Utility functions¶
Optimization¶

theano.gpuarray.opt_util.
alpha_merge
(cls, alpha_in, beta_in)[source]¶ Decorator to merge multiplication by a scalar on the output.
This will find a pattern of ts * <yourop>(some, params, alpha, beta) and update it so that the scalar multiplication happens as part of your op.
The op needs to accept an alpha and a beta scalar which act this way:
out = Op() * alpha + out_like * beta
Where out_like is a buffer that has the same size as the output and gets added to the “real” output of the operation. An example of an operation that respects this pattern is GEMM from blas.
The decorated function must have this signature:
maker(node, *inputs)
The node argument you receive is the original apply node that contains your op. You should use it to grab relevant properties for your op so that the new version performs the same computation. The *inputs parameters contains the new inputs for your op. You MUST use those inputs instead of the ones on node. Note that this function can be as simple as:
def maker(node, *inputs): return node.op(*inputs)
Parameters:  cls (op class) – The class of the op you want to merge
 alpha_in (int) – The input index for the alpha scalar for your op (in node.inputs).
 beta_in (int) – The input index for the beta scalar for your op (in node.inputs).
Returns: an unregistered local optimizer that has the same name as the decorated function.
Return type: local optimizer
Notes
This was factored out since the code to deal with intervening transfers and correctness in the presence of different values of alpha and beta scaling factors is not trivial.

theano.gpuarray.opt_util.
find_node
(fgraph, v, cls, ignore_clients=False)[source]¶ Find the node that has an op of of type cls in v.

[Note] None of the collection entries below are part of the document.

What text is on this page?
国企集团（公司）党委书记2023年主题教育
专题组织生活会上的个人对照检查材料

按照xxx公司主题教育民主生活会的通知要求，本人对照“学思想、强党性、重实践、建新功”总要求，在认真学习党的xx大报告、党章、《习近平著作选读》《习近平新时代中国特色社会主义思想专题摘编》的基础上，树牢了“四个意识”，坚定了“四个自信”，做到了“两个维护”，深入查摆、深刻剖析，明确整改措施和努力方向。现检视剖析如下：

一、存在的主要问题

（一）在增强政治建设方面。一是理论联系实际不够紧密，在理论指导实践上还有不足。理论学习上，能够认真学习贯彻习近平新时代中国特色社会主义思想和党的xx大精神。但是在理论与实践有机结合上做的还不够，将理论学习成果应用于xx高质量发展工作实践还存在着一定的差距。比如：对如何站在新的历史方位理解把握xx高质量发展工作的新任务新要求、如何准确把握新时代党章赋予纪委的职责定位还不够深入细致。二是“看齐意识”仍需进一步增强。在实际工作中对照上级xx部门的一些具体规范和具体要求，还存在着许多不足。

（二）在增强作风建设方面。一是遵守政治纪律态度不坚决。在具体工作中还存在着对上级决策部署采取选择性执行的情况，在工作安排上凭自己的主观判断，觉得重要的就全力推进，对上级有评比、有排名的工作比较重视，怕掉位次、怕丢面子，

This digs through possibly redundant transfers to for the node that has the type cls. If ignore_clients is False (the default) it will only dig through nodes that have a single client to avoid duplicating computations.

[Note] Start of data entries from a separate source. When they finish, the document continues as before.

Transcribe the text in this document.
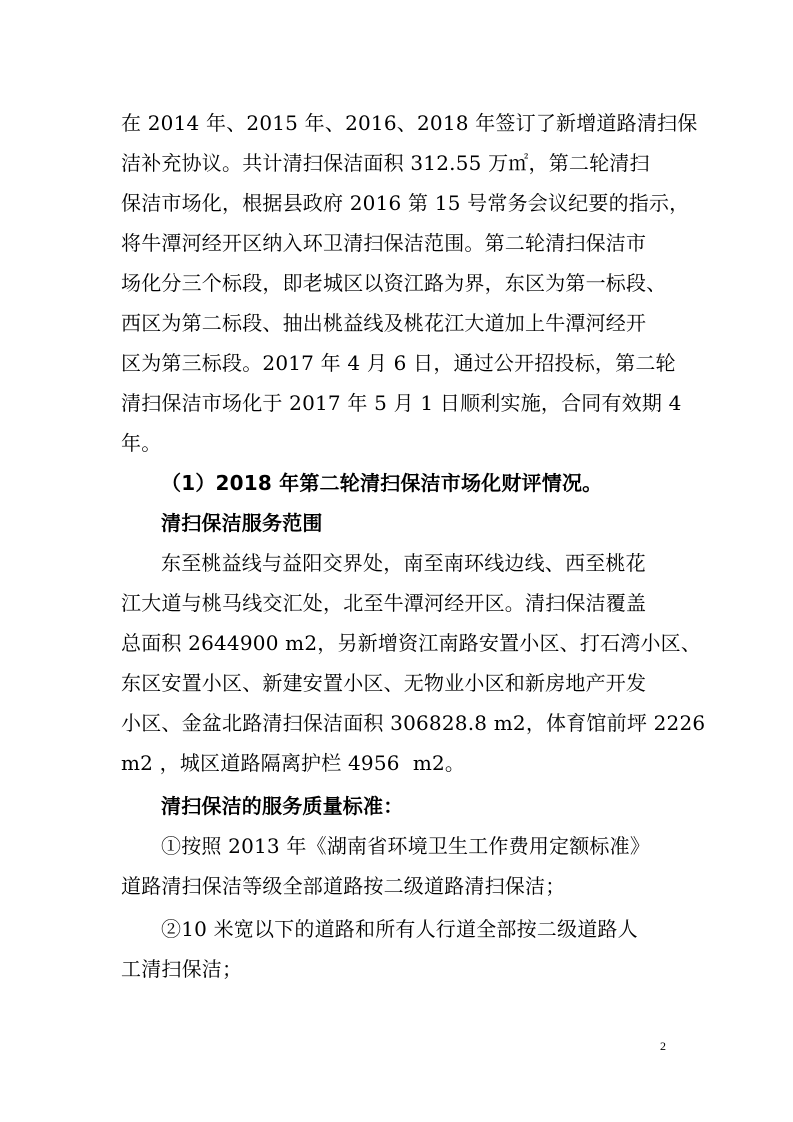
在 2014 年、2015 年、2016、2018 年签订了新增道路清扫保
洁补充协议。共计清扫保洁面积 312.55 万㎡，第二轮清扫
保洁市场化，根据县政府 2016 第 15 号常务会议纪要的指示，
将牛潭河经开区纳入环卫清扫保洁范围。第二轮清扫保洁市
场化分三个标段，即老城区以资江路为界，东区为第一标段、
西区为第二标段、抽出桃益线及桃花江大道加上牛潭河经开
区为第三标段。2017 年 4 月 6 日，通过公开招投标，第二轮
清扫保洁市场化于 2017 年 5 月 1 日顺利实施，合同有效期 4
年。
（1）2018 年第二轮清扫保洁市场化财评情况。
清扫保洁服务范围
东至桃益线与益阳交界处，南至南环线边线、西至桃花
江大道与桃马线交汇处，北至牛潭河经开区。清扫保洁覆盖
总面积 2644900 m2，另新增资江南路安置小区、打石湾小区、
东区安置小区、新建安置小区、无物业小区和新房地产开发
小区、金盆北路清扫保洁面积 306828.8 m2，体育馆前坪 2226
m2 ，城区道路隔离护栏 4956  m2。
清扫保洁的服务质量标准：
①按照 2013 年《湖南省环境卫生工作费用定额标准》
道路清扫保洁等级全部道路按二级道路清扫保洁；
②10 米宽以下的道路和所有人行道全部按二级道路人
工清扫保洁；
2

Parameters:  v – The variable to dig through
 cls (Op class) – The type of the node we are looking for
 ignore_clients (bool, optional) – Whether to ignore multiple clients or not.

theano.gpuarray.opt_util.
grab_cpu_scalar
(v, nd)[source]¶ Get a scalar variable value from the tree at v.

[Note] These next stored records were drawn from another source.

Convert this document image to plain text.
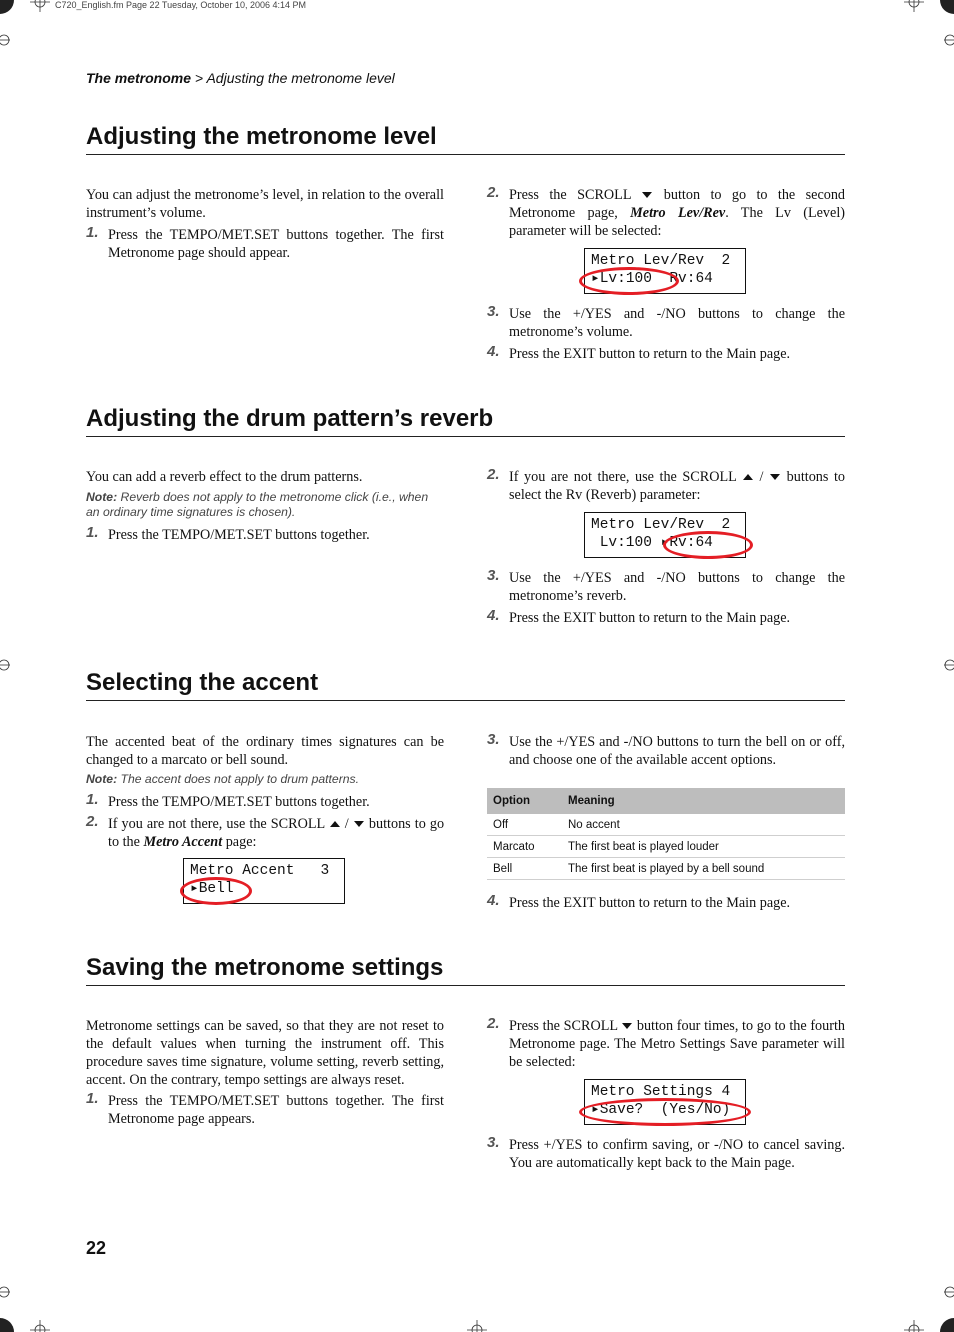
C720_English.fm Page 22 Tuesday, October 10, 2006 4:14 PM
The metronome > Adjusting the metronome level
Adjusting the metronome level
You can adjust the metronome’s level, in relation to the overall instrument’s volume.
1. Press the TEMPO/MET.SET buttons together. The first Metronome page should appear.
2. Press the SCROLL button to go to the second Metronome page, Metro Lev/Rev. The Lv (Level) parameter will be selected:
Metro Lev/Rev  2
▸Lv:100  Rv:64
3. Use the +/YES and -/NO buttons to change the metronome’s volume.
4. Press the EXIT button to return to the Main page.
Adjusting the drum pattern’s reverb
You can add a reverb effect to the drum patterns.
Note: Reverb does not apply to the metronome click (i.e., when an ordinary time signatures is chosen).
1. Press the TEMPO/MET.SET buttons together.
2. If you are not there, use the SCROLL / buttons to select the Rv (Reverb) parameter:
Metro Lev/Rev  2
Lv:100 ▸Rv:64
3. Use the +/YES and -/NO buttons to change the metronome’s reverb.
4. Press the EXIT button to return to the Main page.
Selecting the accent
The accented beat of the ordinary times signatures can be changed to a marcato or bell sound.
Note: The accent does not apply to drum patterns.
1. Press the TEMPO/MET.SET buttons together.
2. If you are not there, use the SCROLL / buttons to go to the Metro Accent page:
Metro Accent   3
▸Bell
3. Use the +/YES and -/NO buttons to turn the bell on or off, and choose one of the available accent options.
Option	Meaning
Off	No accent
Marcato	The first beat is played louder
Bell	The first beat is played by a bell sound
4. Press the EXIT button to return to the Main page.
Saving the metronome settings
Metronome settings can be saved, so that they are not reset to the default values when turning the instrument off. This procedure saves time signature, volume setting, reverb setting, accent. On the contrary, tempo settings are always reset.
1. Press the TEMPO/MET.SET buttons together. The first Metronome page appears.
2. Press the SCROLL button four times, to go to the fourth Metronome page. The Metro Settings Save parameter will be selected:
Metro Settings 4
▸Save?  (Yes/No)
3. Press +/YES to confirm saving, or -/NO to cancel saving. You are automatically kept back to the Main page.
22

This function will dig through transfers and dimshuffles to get the constant value. If no such constant is found, it returns None.
Parameters:  v – Theano variable to extract the constant value from.
 nd (int) – Expected number of dimensions for the variable (for broadcasted constants).

theano.gpuarray.opt_util.
inplace_allocempty
(op, idx)[source]¶ Wrapper to make an inplace optimization that deals with AllocEmpty
This will duplicate the alloc input if it has more than one client to allow the op to work on it inplace.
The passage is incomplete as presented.